Pero no es ésta la única manera de dimitir como personas. Existe otra menos dramática… o mejor, menos llamativa, pero más frecuente, mucho más frecuente y, quizá por eso, también dramática. Se dimite como persona cuando uno renuncia a vivir su vida, cuando uno renuncia a ser protagonista de su vida, cuando renuncia a ser el autor de su vida… cuando uno renuncia a tomarse su vida en serio, y prefiere vivirla en clase turista; cuando uno renuncia a buscar su ser más profundo, su esencia como persona… cuando prescinde de la búsqueda de un proyecto de vida que no se quede en lo epidérmico, en el mero divertimento… cuando uno renuncia a la felicidad. Ciertamente la vida nos depara en ocasiones experiencias amargas, y quizá lo mejor para ‘salvar nuestra circunstancia’ (tal y como explica Ortega) no sea renunciar a nuestro proyecto personal vital, deslizándonos por la vida como un surfista sobre una ola, sino arreciando en ella desde nuestras entrañas, para sacar lo mejor de nosotros mismos.

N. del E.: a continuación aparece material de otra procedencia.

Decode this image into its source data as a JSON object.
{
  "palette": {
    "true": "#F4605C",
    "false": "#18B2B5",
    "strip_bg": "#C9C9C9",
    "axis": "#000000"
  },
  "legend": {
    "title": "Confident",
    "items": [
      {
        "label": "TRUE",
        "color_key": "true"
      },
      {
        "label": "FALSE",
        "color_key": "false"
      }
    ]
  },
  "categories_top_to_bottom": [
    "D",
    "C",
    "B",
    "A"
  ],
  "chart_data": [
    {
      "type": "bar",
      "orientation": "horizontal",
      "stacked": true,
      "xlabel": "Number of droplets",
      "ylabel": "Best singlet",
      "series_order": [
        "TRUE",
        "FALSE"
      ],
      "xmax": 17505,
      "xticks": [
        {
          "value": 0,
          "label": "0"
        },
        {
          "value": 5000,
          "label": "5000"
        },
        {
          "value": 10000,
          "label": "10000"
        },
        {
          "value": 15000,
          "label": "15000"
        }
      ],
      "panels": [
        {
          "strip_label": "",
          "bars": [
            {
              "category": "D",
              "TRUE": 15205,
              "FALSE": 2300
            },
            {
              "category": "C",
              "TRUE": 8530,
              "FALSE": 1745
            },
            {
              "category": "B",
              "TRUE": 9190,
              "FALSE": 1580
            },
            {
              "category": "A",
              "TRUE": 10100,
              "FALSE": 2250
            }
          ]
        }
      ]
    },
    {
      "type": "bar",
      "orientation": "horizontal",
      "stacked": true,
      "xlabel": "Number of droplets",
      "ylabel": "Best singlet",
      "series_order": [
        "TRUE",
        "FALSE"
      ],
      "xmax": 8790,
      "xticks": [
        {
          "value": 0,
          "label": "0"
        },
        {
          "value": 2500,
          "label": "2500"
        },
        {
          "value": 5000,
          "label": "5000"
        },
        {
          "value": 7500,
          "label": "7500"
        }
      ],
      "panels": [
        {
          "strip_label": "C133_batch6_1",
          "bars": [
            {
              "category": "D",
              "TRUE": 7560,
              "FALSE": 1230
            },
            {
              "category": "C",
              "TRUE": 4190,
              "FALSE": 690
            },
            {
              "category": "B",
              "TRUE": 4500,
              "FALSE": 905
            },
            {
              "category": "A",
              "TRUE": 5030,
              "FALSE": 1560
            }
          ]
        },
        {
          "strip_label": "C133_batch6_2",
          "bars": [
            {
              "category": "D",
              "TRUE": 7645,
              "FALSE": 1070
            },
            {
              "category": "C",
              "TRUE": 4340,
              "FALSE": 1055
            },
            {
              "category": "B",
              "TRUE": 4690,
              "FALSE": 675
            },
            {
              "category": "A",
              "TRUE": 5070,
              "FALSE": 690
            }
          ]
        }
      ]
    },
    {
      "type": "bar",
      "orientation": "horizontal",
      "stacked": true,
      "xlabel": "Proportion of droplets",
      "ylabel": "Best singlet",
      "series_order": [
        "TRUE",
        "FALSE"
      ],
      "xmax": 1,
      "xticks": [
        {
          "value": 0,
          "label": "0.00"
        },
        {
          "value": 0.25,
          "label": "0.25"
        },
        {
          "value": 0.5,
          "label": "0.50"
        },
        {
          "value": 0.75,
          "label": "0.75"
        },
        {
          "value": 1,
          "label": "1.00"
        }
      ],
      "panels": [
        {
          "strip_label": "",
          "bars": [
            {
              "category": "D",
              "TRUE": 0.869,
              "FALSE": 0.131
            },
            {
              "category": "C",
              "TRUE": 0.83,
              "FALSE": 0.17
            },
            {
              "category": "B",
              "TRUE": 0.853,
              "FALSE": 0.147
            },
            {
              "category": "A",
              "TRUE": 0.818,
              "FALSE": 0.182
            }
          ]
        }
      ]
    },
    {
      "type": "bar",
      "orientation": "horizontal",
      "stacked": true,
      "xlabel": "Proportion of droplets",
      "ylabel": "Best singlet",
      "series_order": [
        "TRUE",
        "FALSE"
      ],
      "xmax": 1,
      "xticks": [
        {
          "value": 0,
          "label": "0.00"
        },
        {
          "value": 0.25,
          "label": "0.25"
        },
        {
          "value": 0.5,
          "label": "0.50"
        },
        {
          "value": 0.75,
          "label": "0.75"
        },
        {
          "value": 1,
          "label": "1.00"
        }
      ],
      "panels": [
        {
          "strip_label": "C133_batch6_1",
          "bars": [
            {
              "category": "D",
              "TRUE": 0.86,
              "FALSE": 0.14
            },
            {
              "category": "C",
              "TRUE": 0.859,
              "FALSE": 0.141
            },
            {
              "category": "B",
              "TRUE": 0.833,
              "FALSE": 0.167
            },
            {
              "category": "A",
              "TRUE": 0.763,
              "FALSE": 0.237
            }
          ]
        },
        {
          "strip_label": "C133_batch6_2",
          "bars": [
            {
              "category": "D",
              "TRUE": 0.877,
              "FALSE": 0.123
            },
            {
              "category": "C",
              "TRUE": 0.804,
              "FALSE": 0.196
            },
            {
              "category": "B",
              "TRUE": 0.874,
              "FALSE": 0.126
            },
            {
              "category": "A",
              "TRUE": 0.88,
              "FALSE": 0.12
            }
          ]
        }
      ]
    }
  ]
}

Y ponía ‘voluntario’ así, entrecomillado porque, aunque de alguna manera esta opción depende de nosotros, pocas veces suele ser el resultado de una deliberación conscientemente realizada; más bien suele ser el resultado de un dejarse deslizar por la suave pendiente de la comodidad, de la seguridad, ante el temor de transitar por un terreno desconocido e impredecible, el cual seguramente será el que nos abra la puerta a una felicidad hasta entonces difícil siquiera de barruntar. Algo así decía Helen Keller; quien conozca un poco su biografía, sabrá que esta fantástica mujer sabía de qué hablaba cuando, en La puerta abierta, afirmaba:

«Cuando se cierra una puerta de felicidad, otra se abre; pero con frecuencia nos quedamos mirando durante tanto tiempo la puerta cerrada que no vemos la que se ha abierto para nosotros».

Nadie mejor que ella ha contemplado el ‘corazón de las tinieblas’, y nadie mejor que ella sabe el esfuerzo que hay que realizar para no dejarse arrastrar por su influencia paralizante. Más allá del optimismo y del pesimismo, esta mujer abogaba por un equilibrio entre ambos, una situación desde la cual se vislumbra perfectamente cada una de estas posturas, una situación propiciatoria de una forma de vida realista, vivida con densidad, con profundidad, y ¿por qué no? con deportividad. Sólo entonces se comienza a vislumbrar el verdadero significado del amor, el cual nos permite aprehender la realidad en toda su espesura porque, como decía Marías, «cuando no existe el amor todo es ilusorio, no hay nada que construir ni que perpetuar».